Bel exemple de Novlangue, les « éléments de langage » de la conférence internationale sur l’Irak qui vient de se tenir à Paris et notre engagement en fanfare dans la coalition contre l’Etat islamique, constituent au contraire le meilleur moyen de fabriquer de l’insécurité. Le sort d’Hervé Gourdel, enlevé par le groupe jihadiste « Jund al-Khilafa » en Kabylie, n’est qu’un avant-goût des menaces qui ne manqueront pas de cibler notre pays. Encore une fois, à quelle impérieuse nécessité répond cet affichage militaire dont la faiblesse des moyens fragilise encore plus la crédibilité de nos armées dont on continue pourtant à réduire les moyens ???

Autant les raisons de notre engagement militaire en Afrique de l’ouest, avec les opérations Barkhan (Sahel) etSangaris (République centrafricaine) répondent à des intérêts et des questions de sécurité et de proximité évidentes, autant nos « frappes » en Irak fabriquent dialectiquement des facteurs d’insécurité dont nous aurions pu nous passer. Inutile d’insister longuement sur le poids grandissant de nos populations musulmanes françaises, inutile aussi de souligner les contraintes géographiques et géopolitiques de nos voisinages méditerranéens pour immédiatement comprendre et admettre l’inutilité, la dangerosité et la stupidité d’une participation française à une nouvelle coalisation « occidentale » engagée en Orient.

Les hésitations turques font sourire, sinon pleurer tant Ankara (membre éminent de l’OTAN) a soutenu et continue à soutenir les jihadistes de l’Etat islamique. L’hypocrisie de l’Arabie saoudite et des autres pays du Golfe est encore plus scandaleuse, alors que ces ploutocraties financent les jihadistes radicaux depuis des décennies avec la bienveillance des Etats-Unis… Quant à la « participation active » de nos « alliés de la péninsule arabique » aux opérations militaires, saluée avec des trémolos dans la voix de part et d’autre de l’Atlantique, elle se borne – bon gré mal gré – à ne pas interdire l’envol de nos missiles et de nos avions depuis leur sol ou leurs eaux territoriales. Enfin, cerise sur le gâteau : interrogé sur le fait de savoir si Paris pourrait étendre ses « frappes » aériennes en Syrie, base arrière de l’Etat islamique, Laurent Fabius réitère la position officielle de la France, qui est d’apporter un soutien à l’ « opposition syrienne modérée » luttant contre le régime du président Bachar al-Assad. Il faudra nous dire aussi, un de ces jours prochains, qu’elle est vraiment cette fameuse « opposition syrienne modérée » invoquée comme la Pythie par tous les « idiots utiles » de l’islamisme sunnite (notamment nos experts cathodiques qui inspirent les néocons du Quai)… Il est vrai que notre ministre des affaires étrangères disait récemment encore que « les gars d’Al-Nosra font du bon boulot… » Bien qu’entrés en lutte contre Dae’ch (l’Etat islamique), les barbus de Nosra n’en restent pas moins affiliés à Al-Qaïda, peut-être soudainement entrée en modération…
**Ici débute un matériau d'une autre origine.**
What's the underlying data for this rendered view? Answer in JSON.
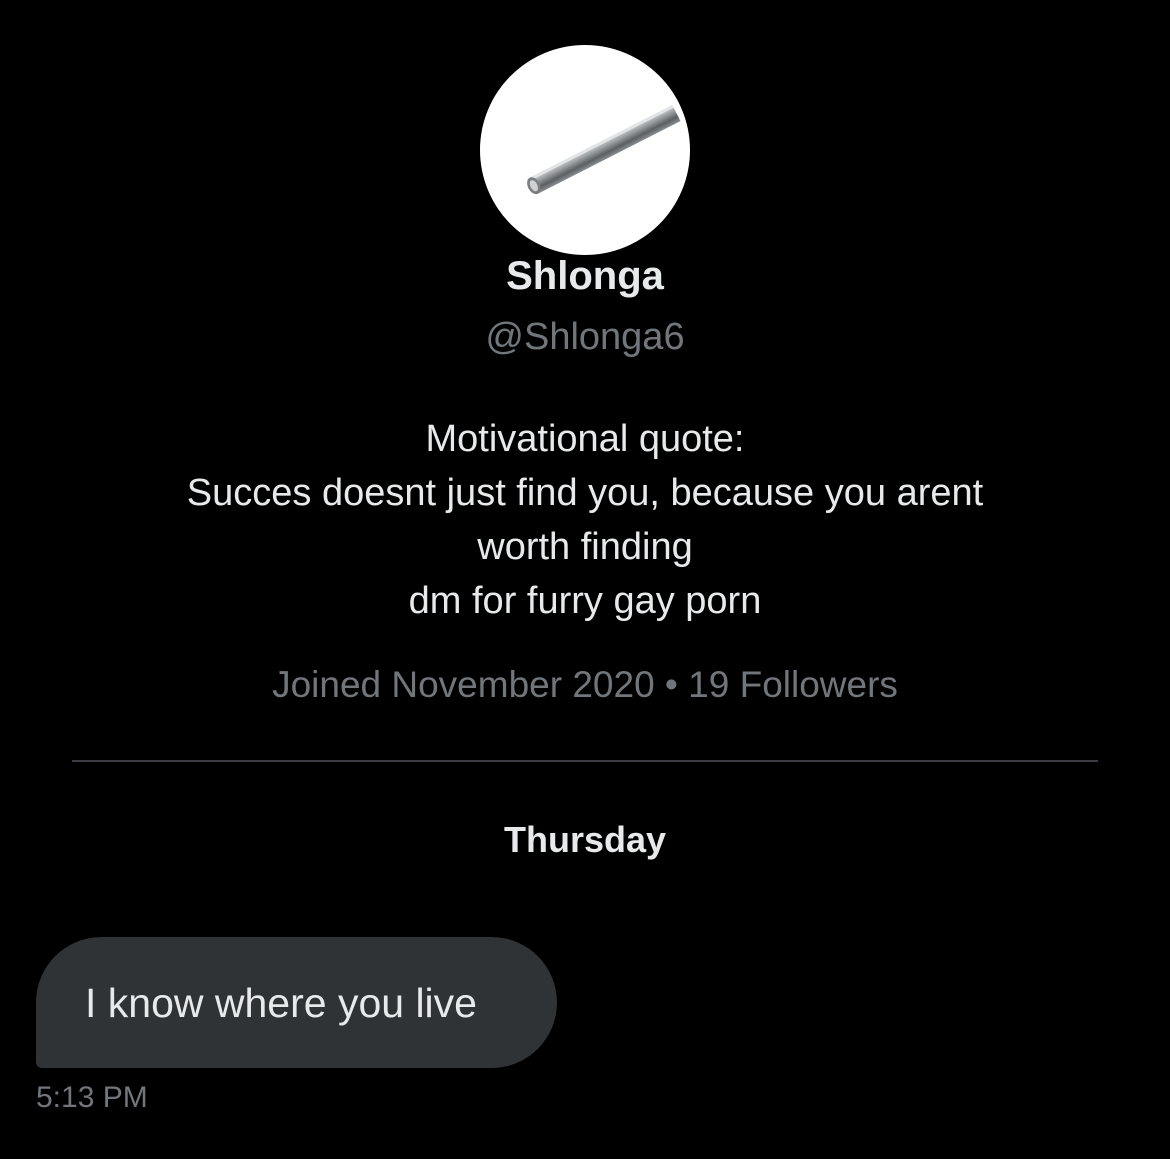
{
  "profile": {
    "display_name": "Shlonga",
    "handle": "@Shlonga6",
    "avatar_icon": "metal-pipe-avatar",
    "bio_lines": [
      "Motivational quote:",
      "Succes doesnt just find you, because you arent",
      "worth finding",
      "dm for furry gay porn"
    ],
    "meta": "Joined November 2020 • 19 Followers"
  },
  "conversation": {
    "day_label": "Thursday",
    "messages": [
      {
        "text": "I know where you live",
        "time": "5:13 PM"
      }
    ]
  },
  "colors": {
    "background": "#000000",
    "primary_text": "#e7e9ea",
    "secondary_text": "#71767b",
    "bubble": "#2f3336",
    "divider": "#3a3d41"
  }
}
Les décideurs de la cellule diplomatique de l’Elysée et d’ANMO (direction Afrique du nord/Moyen-Orient du Quai) continuent à penser que Bachar Al-Assad sera renversé par un coup d’Etat. Ils répètent depuis l’été 2011 que le président syrien « dégagera », comme ont dû le faire Ben Ali, Moubarak et Kadhafi. Aux dernières nouvelles, Bachar est toujours là et bien là. Les services turcs ne nous aideront pas à traiter le retour au pays des quelques 800 jidahistes d’origine française engagés en Irak et en Syrie. Un jour ou l’autre les services français seront obligés de reprendre langue avec leurs homologues syriens. A ce jour, la seule question qui vaille est de savoir à quelle sauce nous devrons manger notre chapeau…

Par Etienne Pellot (Date de parution: 24/9/2014)
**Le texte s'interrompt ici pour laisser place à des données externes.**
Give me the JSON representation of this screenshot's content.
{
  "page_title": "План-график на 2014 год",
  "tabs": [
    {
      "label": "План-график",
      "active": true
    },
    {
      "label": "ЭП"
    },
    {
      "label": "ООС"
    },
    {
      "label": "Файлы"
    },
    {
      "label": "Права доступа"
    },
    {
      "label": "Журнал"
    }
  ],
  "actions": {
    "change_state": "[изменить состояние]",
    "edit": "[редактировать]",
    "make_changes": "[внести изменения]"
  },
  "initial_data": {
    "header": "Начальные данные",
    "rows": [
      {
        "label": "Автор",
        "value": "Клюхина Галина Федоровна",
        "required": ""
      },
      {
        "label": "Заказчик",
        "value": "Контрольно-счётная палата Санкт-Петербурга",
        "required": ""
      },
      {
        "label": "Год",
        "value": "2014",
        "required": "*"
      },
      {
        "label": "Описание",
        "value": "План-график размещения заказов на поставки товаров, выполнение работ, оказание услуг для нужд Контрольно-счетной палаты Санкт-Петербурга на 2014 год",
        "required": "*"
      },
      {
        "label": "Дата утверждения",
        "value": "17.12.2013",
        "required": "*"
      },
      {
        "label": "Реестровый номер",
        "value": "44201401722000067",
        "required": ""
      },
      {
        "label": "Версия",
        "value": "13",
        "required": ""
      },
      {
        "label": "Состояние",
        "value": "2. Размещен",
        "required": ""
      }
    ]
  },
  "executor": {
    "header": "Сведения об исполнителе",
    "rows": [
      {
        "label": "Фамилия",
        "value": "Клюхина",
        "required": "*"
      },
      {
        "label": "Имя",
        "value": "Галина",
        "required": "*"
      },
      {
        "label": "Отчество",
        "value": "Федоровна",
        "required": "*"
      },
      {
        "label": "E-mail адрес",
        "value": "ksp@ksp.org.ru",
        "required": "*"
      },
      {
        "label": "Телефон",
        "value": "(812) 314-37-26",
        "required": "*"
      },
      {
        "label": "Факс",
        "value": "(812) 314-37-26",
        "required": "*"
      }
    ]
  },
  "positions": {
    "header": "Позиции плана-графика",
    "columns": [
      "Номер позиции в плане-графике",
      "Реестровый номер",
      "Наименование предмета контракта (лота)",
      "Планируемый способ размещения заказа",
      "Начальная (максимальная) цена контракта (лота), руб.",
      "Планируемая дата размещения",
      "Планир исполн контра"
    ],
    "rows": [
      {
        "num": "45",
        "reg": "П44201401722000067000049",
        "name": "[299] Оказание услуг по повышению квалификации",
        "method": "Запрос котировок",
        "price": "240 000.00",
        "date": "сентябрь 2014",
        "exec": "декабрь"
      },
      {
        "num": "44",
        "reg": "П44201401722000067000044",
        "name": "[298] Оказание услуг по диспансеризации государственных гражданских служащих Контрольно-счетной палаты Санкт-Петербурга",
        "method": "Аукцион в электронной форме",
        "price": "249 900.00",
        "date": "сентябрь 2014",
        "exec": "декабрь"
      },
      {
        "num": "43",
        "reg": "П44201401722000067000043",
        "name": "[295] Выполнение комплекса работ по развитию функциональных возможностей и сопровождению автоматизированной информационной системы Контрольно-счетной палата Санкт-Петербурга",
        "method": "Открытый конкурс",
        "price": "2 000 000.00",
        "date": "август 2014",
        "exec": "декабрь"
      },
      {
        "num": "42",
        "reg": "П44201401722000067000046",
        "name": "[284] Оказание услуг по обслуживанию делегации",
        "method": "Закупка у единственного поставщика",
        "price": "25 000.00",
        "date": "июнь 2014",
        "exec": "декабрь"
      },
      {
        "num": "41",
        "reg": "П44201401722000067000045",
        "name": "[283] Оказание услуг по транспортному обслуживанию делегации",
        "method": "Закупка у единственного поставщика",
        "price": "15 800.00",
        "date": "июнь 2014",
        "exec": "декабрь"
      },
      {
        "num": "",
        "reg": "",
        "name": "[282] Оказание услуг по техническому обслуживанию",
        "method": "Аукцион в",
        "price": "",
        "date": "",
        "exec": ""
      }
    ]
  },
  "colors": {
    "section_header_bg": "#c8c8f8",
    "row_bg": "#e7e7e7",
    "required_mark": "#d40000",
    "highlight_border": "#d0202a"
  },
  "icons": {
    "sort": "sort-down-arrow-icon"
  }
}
(1) Un « spin doctor » est un conseiller en communication et marketing politique agissant pour le compte d’une personnalité politique, le plus souvent lors de campagnes électorales. Le terme est devenu porteur d’une connotation négative : la pratique a montré que le spin doctor n’agit pas toujours de façon morale notamment du fait de l’emploi de la technique dite du Storytelling.